But, if the question of slavery became a test question, there was no telling what might happen, especially if it became a case of conscience, for Scotchmen have an historical record for enjoying “persecution for righteousness’ sake.” Then there was his English citizenship. He had always refused to give it up, and how could he expect a new government to pass by his allegiance, for the sake of his financial knowledge. These questions troubled me much, as I sat sewing through the long, sweet spring days.
One morning I walked to Henrick’s store very early. They were just opening it, and I sat down and waited. Suddenly through the clear, cool air came the sound of military music, and the tramp of marching men. It was the Second Texas, mustering for their march to the seat of war. What a sight it was! Not one man in it weighed under one hundred and eighty pounds, and the majority made the scale beam kick at two hundred pounds. They were all very tall, wiry men, with not one ounce of superfluous flesh on their big frames—straight as their own gun barrels, with up-head carriage and full of that kind of spirit we call “mettle” in a horse. My eyes filled with tears, and involuntarily I prayed for the men as they passed. Alas, the Second Texas has a record unsurpassed for bravery and misfortune! Its fine young captain was killed at Corinth, and not a single man ever returned to Texas. Some years after all of this splendid band of men had passed from life and almost from memory, I had an opportunity of reading a letter which contained the following passage,
“On the second night of the fight at Gettysburg, I was roused from my sleep to help a friend look for his missing comrade. We went to the battlefield and stepping among the shattered wrecks of humanity, we turned up the dead faces to the moonlight. Suddenly we heard a broken voice muttering, ‘Second Texas! Second Texas!’ It was the man we wanted. A cruel minie ball had ploughed out both his eyes, and he was otherwise fatally wounded. He was almost dead, and among the last of the gallant company, that I had watched march so proudly and joyfully to meet their fate.”
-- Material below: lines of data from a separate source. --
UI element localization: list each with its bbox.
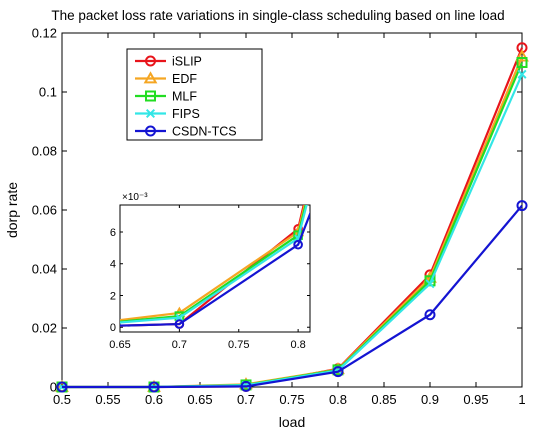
inset-series-layer bbox=[120, 205, 310, 329]
x-tick-label: 0.55 bbox=[95, 392, 120, 407]
inset-y-tick-label: 6 bbox=[110, 227, 116, 239]
inset-plot-frame bbox=[119, 204, 311, 333]
legend-items: iSLIP EDF MLF FIPS CSDN-TCS bbox=[135, 55, 237, 139]
legend-label-edf: EDF bbox=[172, 72, 197, 86]
y-tick-label: 0 bbox=[50, 380, 57, 395]
inset-x-tick-label: 0.8 bbox=[290, 339, 305, 351]
inset-axes: ×10⁻³ 0.65 0.7 0.75 0.8 0 2 4 6 bbox=[109, 192, 311, 351]
legend-marker-fips bbox=[145, 108, 156, 119]
data-point-mlf bbox=[424, 275, 436, 287]
legend-item-edf: EDF bbox=[135, 71, 197, 86]
data-point-csdn-tcs bbox=[516, 200, 528, 212]
inset-y-ticks: 0 2 4 6 bbox=[110, 227, 310, 334]
main-x-ticks: 0.5 0.55 0.6 0.65 0.7 0.75 0.8 0.85 0.9 0.95 1 bbox=[53, 33, 526, 407]
y-tick-label: 0.02 bbox=[32, 321, 57, 336]
x-axis-label: load bbox=[279, 414, 305, 430]
y-tick-label: 0.06 bbox=[32, 203, 57, 218]
inset-x-tick-label: 0.7 bbox=[172, 339, 187, 351]
legend-label-fips: FIPS bbox=[172, 107, 200, 121]
x-tick-label: 0.75 bbox=[279, 392, 304, 407]
inset-y-tick-label: 4 bbox=[110, 259, 116, 271]
y-tick-label: 0.12 bbox=[32, 26, 57, 41]
x-tick-label: 0.6 bbox=[145, 392, 163, 407]
y-tick-label: 0.1 bbox=[39, 85, 57, 100]
legend-item-mlf: MLF bbox=[135, 90, 197, 104]
data-point-csdn-tcs bbox=[148, 381, 160, 393]
legend-box bbox=[126, 48, 263, 141]
legend-label-mlf: MLF bbox=[172, 90, 197, 104]
x-tick-label: 0.8 bbox=[329, 392, 347, 407]
y-axis-label: dorp rate bbox=[4, 182, 20, 238]
x-tick-label: 0.65 bbox=[187, 392, 212, 407]
series-line-csdn-tcs bbox=[62, 204, 523, 389]
inset-x-ticks: 0.65 0.7 0.75 0.8 bbox=[109, 205, 306, 351]
legend-item-fips: FIPS bbox=[135, 107, 200, 121]
legend-label-csdn-tcs: CSDN-TCS bbox=[172, 125, 237, 139]
legend-marker-islip bbox=[145, 55, 156, 67]
x-tick-label: 0.9 bbox=[421, 392, 439, 407]
legend-marker-csdn-tcs bbox=[145, 125, 156, 137]
x-tick-label: 0.7 bbox=[237, 392, 255, 407]
inset-series-clip bbox=[120, 205, 310, 329]
inset-series-line-mlf bbox=[120, 205, 307, 323]
inset-series-line-edf bbox=[120, 205, 306, 322]
data-point-mlf bbox=[516, 57, 528, 68]
data-point-csdn-tcs bbox=[332, 366, 344, 378]
data-point-csdn-tcs bbox=[240, 380, 252, 392]
x-tick-label: 0.5 bbox=[53, 392, 71, 407]
x-tick-label: 0.95 bbox=[463, 392, 488, 407]
x-tick-label: 0.85 bbox=[371, 392, 396, 407]
legend-item-csdn-tcs: CSDN-TCS bbox=[135, 125, 237, 139]
data-point-csdn-tcs bbox=[56, 381, 68, 393]
legend: iSLIP EDF MLF FIPS CSDN-TCS bbox=[126, 48, 263, 141]
inset-series-line-fips bbox=[120, 205, 308, 324]
legend-marker-mlf bbox=[145, 90, 156, 102]
legend-marker-edf bbox=[143, 71, 158, 84]
inset-y-tick-label: 2 bbox=[110, 290, 116, 302]
x-tick-label: 1 bbox=[518, 392, 525, 407]
y-tick-label: 0.08 bbox=[32, 144, 57, 159]
inset-data-point-csdn-tcs bbox=[174, 319, 185, 329]
data-point-fips bbox=[517, 69, 527, 79]
main-y-ticks: 0 0.02 0.04 0.06 0.08 0.1 0.12 bbox=[32, 26, 522, 395]
data-point-fips bbox=[425, 279, 435, 289]
legend-label-islip: iSLIP bbox=[172, 55, 202, 69]
inset-y-tick-label: 0 bbox=[110, 322, 116, 334]
inset-x-tick-label: 0.75 bbox=[228, 339, 249, 351]
data-point-edf bbox=[515, 49, 529, 62]
inset-exponent-label: ×10⁻³ bbox=[122, 192, 148, 203]
data-point-csdn-tcs bbox=[424, 309, 436, 321]
legend-item-islip: iSLIP bbox=[135, 55, 202, 69]
inset-series-line-csdn-tcs bbox=[120, 211, 310, 327]
inset-x-tick-label: 0.65 bbox=[109, 339, 130, 351]
inset-data-point-csdn-tcs bbox=[293, 239, 303, 250]
main-series-layer bbox=[55, 42, 529, 393]
y-tick-label: 0.04 bbox=[32, 262, 57, 277]
chart-title: The packet loss rate variations in singl… bbox=[51, 8, 504, 23]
I came home from Henrick’s store much depressed. The brooding calamities of the Second Texas had affected me. I felt the doom that hung over them, though I would not entertain it. Near home I met two girls whom I knew. Their brothers were in the company; they had driven them into it, and they were now crying because they had succeeded in doing so. “What unreasonable creatures women are!” I thought. However, in a great many cases, it was the women of a family who compelled the men to enlist as soldiers, by a course of moral suasion no man with any feeling could endure. They would not eat with them, speak to them, or listen if spoken to. They ignored all their personal necessities, or met them with constant tears and voiceless reproaches, and what man could bear his family weeping over him, as if he was already dead to their love and respect? The middle-aged, and the old men needed no such treatment; they were generally hot and ready to fight for their ideas. The young fellows wanted a tangible fact, and the saving of their slaves did not tempt them easily to risk their own lives.
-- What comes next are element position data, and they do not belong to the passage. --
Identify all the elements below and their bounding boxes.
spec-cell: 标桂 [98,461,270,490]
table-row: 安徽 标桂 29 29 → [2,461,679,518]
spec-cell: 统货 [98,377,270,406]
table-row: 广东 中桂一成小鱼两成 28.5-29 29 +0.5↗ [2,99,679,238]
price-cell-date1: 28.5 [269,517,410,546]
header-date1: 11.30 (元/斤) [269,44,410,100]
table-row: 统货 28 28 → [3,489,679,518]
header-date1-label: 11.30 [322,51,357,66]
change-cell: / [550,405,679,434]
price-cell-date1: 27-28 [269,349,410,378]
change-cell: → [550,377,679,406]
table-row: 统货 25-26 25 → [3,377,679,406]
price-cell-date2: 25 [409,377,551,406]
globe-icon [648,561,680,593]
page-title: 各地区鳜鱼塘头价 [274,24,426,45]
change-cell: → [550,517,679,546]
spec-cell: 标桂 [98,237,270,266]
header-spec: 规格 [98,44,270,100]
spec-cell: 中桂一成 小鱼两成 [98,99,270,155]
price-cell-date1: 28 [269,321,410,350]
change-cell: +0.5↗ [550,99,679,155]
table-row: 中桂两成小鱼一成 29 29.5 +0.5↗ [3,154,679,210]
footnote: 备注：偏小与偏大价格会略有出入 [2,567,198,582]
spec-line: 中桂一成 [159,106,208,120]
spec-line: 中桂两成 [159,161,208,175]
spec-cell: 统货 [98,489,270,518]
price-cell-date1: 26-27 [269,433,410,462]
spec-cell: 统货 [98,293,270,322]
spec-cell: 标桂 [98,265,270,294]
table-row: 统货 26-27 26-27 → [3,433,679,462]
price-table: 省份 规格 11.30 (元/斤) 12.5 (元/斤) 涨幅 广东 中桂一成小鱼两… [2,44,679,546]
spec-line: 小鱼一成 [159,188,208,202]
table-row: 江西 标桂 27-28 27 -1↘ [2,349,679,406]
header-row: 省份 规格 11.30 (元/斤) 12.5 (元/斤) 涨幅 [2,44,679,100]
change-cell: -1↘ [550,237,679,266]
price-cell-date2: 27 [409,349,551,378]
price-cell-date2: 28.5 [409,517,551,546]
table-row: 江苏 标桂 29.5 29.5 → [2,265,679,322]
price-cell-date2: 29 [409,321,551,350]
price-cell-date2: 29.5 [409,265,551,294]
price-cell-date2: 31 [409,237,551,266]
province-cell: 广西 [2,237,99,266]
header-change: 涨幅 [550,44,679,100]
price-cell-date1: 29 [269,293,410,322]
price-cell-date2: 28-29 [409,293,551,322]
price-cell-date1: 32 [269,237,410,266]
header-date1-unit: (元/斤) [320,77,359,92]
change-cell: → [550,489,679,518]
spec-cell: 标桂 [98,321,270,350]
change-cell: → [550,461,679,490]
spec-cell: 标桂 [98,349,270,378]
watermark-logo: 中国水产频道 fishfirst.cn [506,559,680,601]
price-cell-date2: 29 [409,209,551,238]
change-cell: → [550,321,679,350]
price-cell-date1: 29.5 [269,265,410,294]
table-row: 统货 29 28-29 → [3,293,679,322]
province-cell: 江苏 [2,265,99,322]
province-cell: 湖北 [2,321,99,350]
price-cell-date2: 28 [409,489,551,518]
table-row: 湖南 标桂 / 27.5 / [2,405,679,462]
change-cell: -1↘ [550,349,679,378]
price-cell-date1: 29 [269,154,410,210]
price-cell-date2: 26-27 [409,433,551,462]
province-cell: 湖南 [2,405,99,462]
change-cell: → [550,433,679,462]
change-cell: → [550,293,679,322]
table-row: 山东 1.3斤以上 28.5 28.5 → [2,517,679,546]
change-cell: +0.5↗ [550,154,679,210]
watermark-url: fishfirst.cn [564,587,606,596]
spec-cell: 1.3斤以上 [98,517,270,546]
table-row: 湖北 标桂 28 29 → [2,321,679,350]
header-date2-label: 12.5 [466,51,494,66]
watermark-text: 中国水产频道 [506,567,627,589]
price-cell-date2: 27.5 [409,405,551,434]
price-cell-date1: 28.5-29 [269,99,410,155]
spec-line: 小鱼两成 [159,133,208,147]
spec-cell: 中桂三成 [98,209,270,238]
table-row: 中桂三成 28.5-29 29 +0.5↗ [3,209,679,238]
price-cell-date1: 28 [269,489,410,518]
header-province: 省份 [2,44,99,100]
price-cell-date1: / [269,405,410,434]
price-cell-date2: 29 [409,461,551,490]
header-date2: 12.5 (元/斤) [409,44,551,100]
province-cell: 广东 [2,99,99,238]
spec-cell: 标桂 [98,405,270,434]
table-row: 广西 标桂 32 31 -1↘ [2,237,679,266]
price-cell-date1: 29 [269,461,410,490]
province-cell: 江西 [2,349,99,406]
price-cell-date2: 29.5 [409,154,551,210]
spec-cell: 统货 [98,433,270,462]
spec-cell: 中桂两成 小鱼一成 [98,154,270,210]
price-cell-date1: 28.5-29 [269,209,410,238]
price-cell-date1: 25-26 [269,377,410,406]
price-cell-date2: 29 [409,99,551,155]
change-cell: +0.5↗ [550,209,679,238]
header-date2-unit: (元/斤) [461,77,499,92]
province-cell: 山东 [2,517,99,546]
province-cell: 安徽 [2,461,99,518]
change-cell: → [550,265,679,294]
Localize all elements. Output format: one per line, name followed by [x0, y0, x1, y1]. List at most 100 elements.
On April the fifteenth, 1861, my daughter Ethel was born. She was the loveliest babe I ever saw, and I was so proud of her beauty, I could hardly bear her out of my sight. Before she was two months old, she showed every sign of a loving and joyous disposition. If I came into the room she stretched out her arms to me; if I took her to my breast she reached up her hand to my mouth to be kissed. She smiled and loved every hour away, and the whole household delighted in her. Robert could refuse her nothing; no matter how busy he was, if she sought his attention, he left all and took her in his arms. I forgot the war, I forgot all my anxieties, I let the negroes take their own way, I was content for many weeks to nurse my lovely child, and dream of the grand future she was sure to have.
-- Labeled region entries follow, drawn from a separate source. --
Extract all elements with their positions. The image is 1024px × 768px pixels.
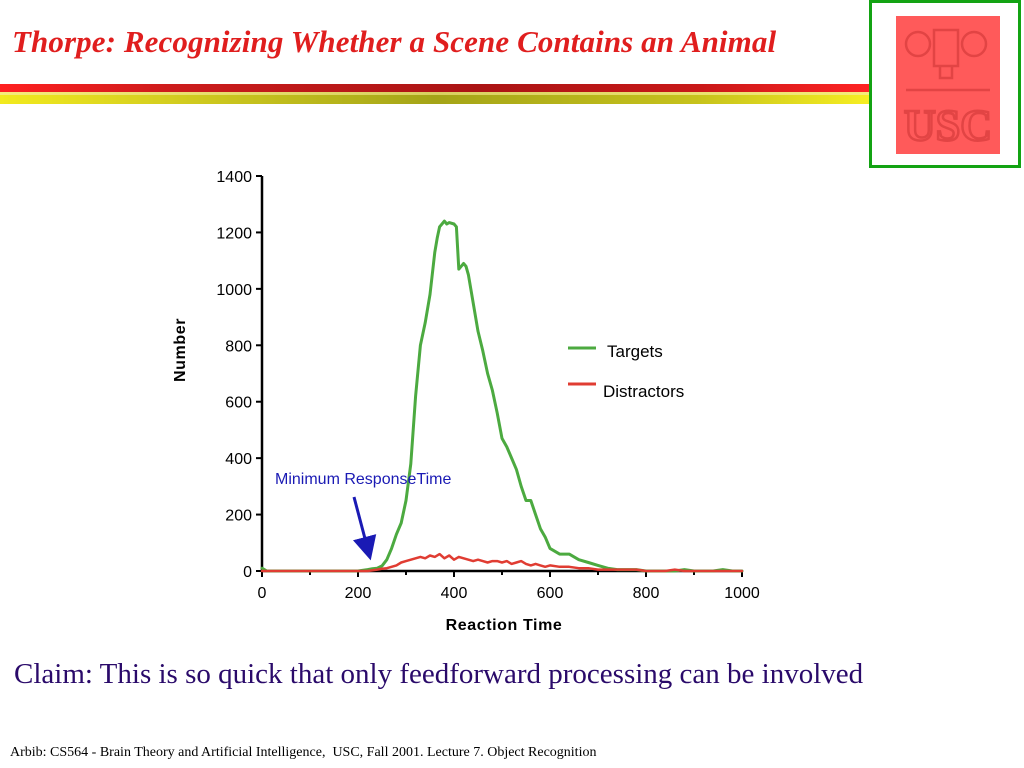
y-tick-label: 1200 [216,225,252,242]
logo-glyph-right [960,30,988,58]
logo-text: USC [904,101,992,150]
x-tick-label: 800 [633,585,660,602]
x-axis-title: Reaction Time [446,617,563,634]
y-tick-label: 600 [225,395,252,412]
legend-label-distractors: Distractors [603,382,684,401]
y-tick-label: 0 [243,564,252,581]
y-tick-label: 200 [225,508,252,525]
x-tick-label: 0 [258,585,267,602]
logo-glyph-stem [938,66,954,80]
axes [256,175,743,577]
stripe-pale-yellow [0,92,870,95]
series-lines [260,219,744,573]
usc-logo-graphic: USC [903,28,993,151]
footer-text: Arbib: CS564 - Brain Theory and Artifici… [10,745,597,760]
y-axis-title: Number [172,318,189,382]
x-tick-label: 1000 [724,585,760,602]
legend-label-targets: Targets [607,342,663,361]
legend: Targets Distractors [568,342,684,401]
logo-glyph-center [932,28,960,68]
slide-title: Thorpe: Recognizing Whether a Scene Cont… [12,24,777,59]
y-tick-label: 400 [225,451,252,468]
title-underline-stripes [0,84,870,106]
annotation-minimum-response-time: Minimum ResponseTime [275,471,451,488]
tick-labels: 0 200 400 600 800 1000 1200 1400 0 200 400 600 800 10… [216,169,759,602]
series-line-distractors [260,552,744,573]
y-tick-label: 1000 [216,282,252,299]
stripe-yellow [0,95,870,104]
claim-text: Claim: This is so quick that only feedfo… [14,658,864,690]
y-tick-label: 800 [225,338,252,355]
stripe-red [0,84,870,92]
x-tick-label: 600 [537,585,564,602]
usc-logo: USC [896,16,1000,154]
annotations: Minimum ResponseTime [275,471,451,561]
x-tick-label: 400 [441,585,468,602]
x-tick-label: 200 [345,585,372,602]
logo-glyph-left [904,30,932,58]
y-tick-label: 1400 [216,169,252,186]
annotation-arrow [352,496,377,561]
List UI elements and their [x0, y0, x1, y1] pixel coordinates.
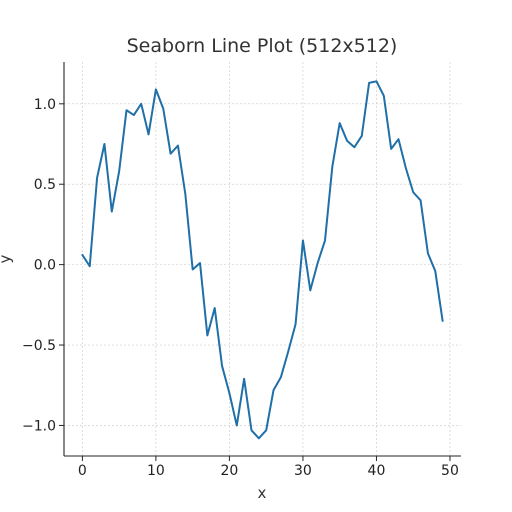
- grid: [64, 62, 461, 456]
- axes: [63, 62, 461, 457]
- chart-title: Seaborn Line Plot (512x512): [127, 35, 398, 57]
- x-ticks: 0 10 20 30 40 50: [78, 456, 459, 479]
- x-tick-label: 40: [368, 463, 386, 479]
- x-tick-label: 30: [294, 463, 312, 479]
- y-tick-label: 0.0: [34, 258, 56, 274]
- x-tick-label: 50: [441, 463, 459, 479]
- y-tick-label: −1.0: [22, 418, 56, 434]
- x-tick-label: 10: [147, 463, 165, 479]
- y-ticks: −1.0 −0.5 0.0 0.5 1.0: [22, 97, 64, 434]
- x-axis-label: x: [258, 484, 267, 502]
- y-tick-label: 0.5: [34, 177, 56, 193]
- series-group: [81, 80, 444, 440]
- y-tick-label: 1.0: [34, 97, 56, 113]
- series-line: [81, 80, 444, 440]
- y-axis-label: y: [0, 254, 14, 263]
- x-tick-label: 0: [78, 463, 87, 479]
- x-tick-label: 20: [221, 463, 239, 479]
- y-tick-label: −0.5: [22, 338, 56, 354]
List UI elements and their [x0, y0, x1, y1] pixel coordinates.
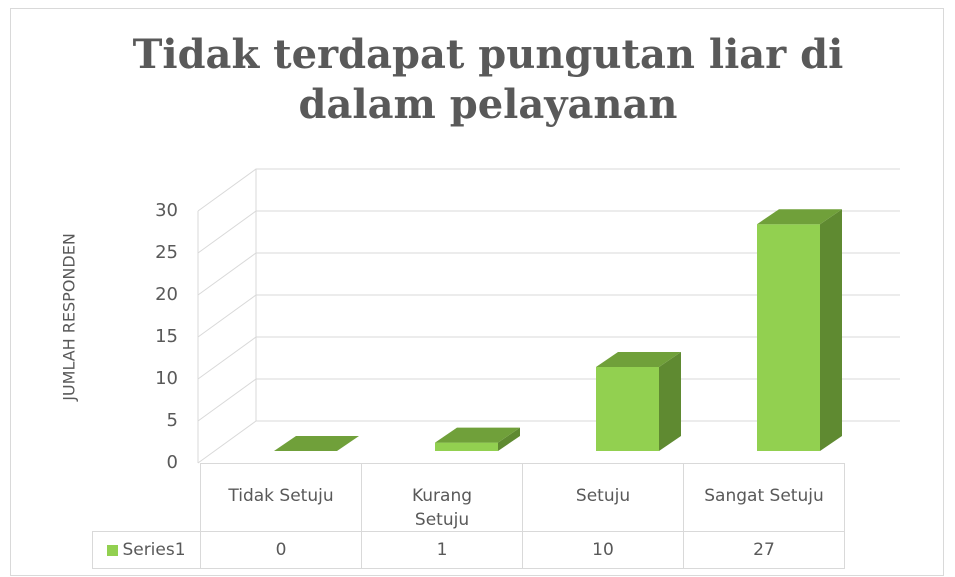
- y-tick-label: 20: [155, 284, 178, 305]
- chart-frame: [10, 8, 944, 576]
- grid-line: [197, 378, 900, 422]
- value-cell: 0: [200, 531, 362, 569]
- category-cell-text: Sangat Setuju: [704, 486, 824, 506]
- grid-line: [197, 252, 900, 296]
- category-cell-text: Tidak Setuju: [228, 486, 334, 506]
- bar: [596, 352, 681, 451]
- value-cell-text: 1: [436, 540, 448, 560]
- bar-side: [820, 209, 842, 451]
- bar-top: [274, 436, 359, 451]
- category-cell-text: Setuju: [575, 486, 631, 506]
- legend-label: Series1: [122, 540, 186, 560]
- category-cell: Setuju: [522, 463, 684, 532]
- value-cell-text: 0: [275, 540, 287, 560]
- value-cell: 1: [361, 531, 523, 569]
- bar-front: [596, 367, 659, 451]
- chart-title: Tidak terdapat pungutan liar di dalam pe…: [132, 31, 844, 128]
- bar-front: [757, 224, 820, 451]
- y-axis-label: JUMLAH RESPONDEN: [60, 233, 79, 402]
- y-tick-label: 10: [155, 368, 178, 389]
- bar: [274, 436, 359, 451]
- bar-top: [757, 209, 842, 225]
- value-cell: 10: [522, 531, 684, 569]
- grid-line: [197, 294, 900, 338]
- category-cell-text: Kurang Setuju: [411, 486, 473, 530]
- y-tick-label: 5: [167, 410, 178, 431]
- grid-line: [197, 168, 900, 212]
- bar-top: [435, 427, 520, 443]
- y-tick-label: 15: [155, 326, 178, 347]
- bar: [757, 209, 842, 451]
- bar-side: [659, 352, 681, 451]
- legend-key: [107, 544, 119, 556]
- value-cell-text: 10: [592, 540, 614, 560]
- bar-front: [435, 442, 498, 451]
- y-tick-label: 0: [167, 452, 178, 473]
- category-cell: Tidak Setuju: [200, 463, 362, 532]
- y-tick-label: 30: [155, 200, 178, 221]
- value-cell-text: 27: [753, 540, 775, 560]
- grid-line: [197, 336, 900, 380]
- bar: [435, 427, 520, 451]
- value-cell: 27: [683, 531, 845, 569]
- category-cell: Kurang Setuju: [361, 463, 523, 532]
- bar-top: [596, 352, 681, 367]
- legend-cell: Series1: [92, 531, 201, 569]
- bar-side: [498, 427, 520, 451]
- grid-line: [197, 420, 900, 464]
- category-cell: Sangat Setuju: [683, 463, 845, 532]
- y-tick-label: 25: [155, 242, 178, 263]
- grid-line: [197, 210, 900, 254]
Yet during this apparently peaceful pause in my life, the changes I feared were taking place. The new Governor was dismissing as far as he could all Houston’s friends, and Robert had been advised to resign before his sentiments concerning slavery, state rights, and his own citizenship came to question.
“As things stand,” Mr. Durham said to him, “your good will is taken for granted. You have been prudent, and no one 230 has been curious enough to make inquiries. Better retire for a while; you will be wanted when things are more settled.”
So Robert “retired,” but he did not tell me so, until Ethel was two months old and I was in more radiant health and spirits than I had been for some months. Of course I was shocked at first, but easily convinced all had been done for the best, especially as Robert had all the private accounting business he could do, and he had never yet failed me. In all the changes I had seen, I had never wanted anything necessary for comfort. So I said cheerfully to myself, “God and Robert are a multitude,” and my bread will be given, and my water sure.
The summer came on hot and early, and was accompanied by a great drought. Pitiful tales came into town of the suffering for water at outlying farms, the creeks having dried up, and even the larger rivers showing great depletion. Then the cattle and game began to die of thirst, and of some awful disease called “black tongue.” Thousands lay dead upon the prairies, which were full of deep and wide fissures, made by the cracking and parting of the hot, dry earth.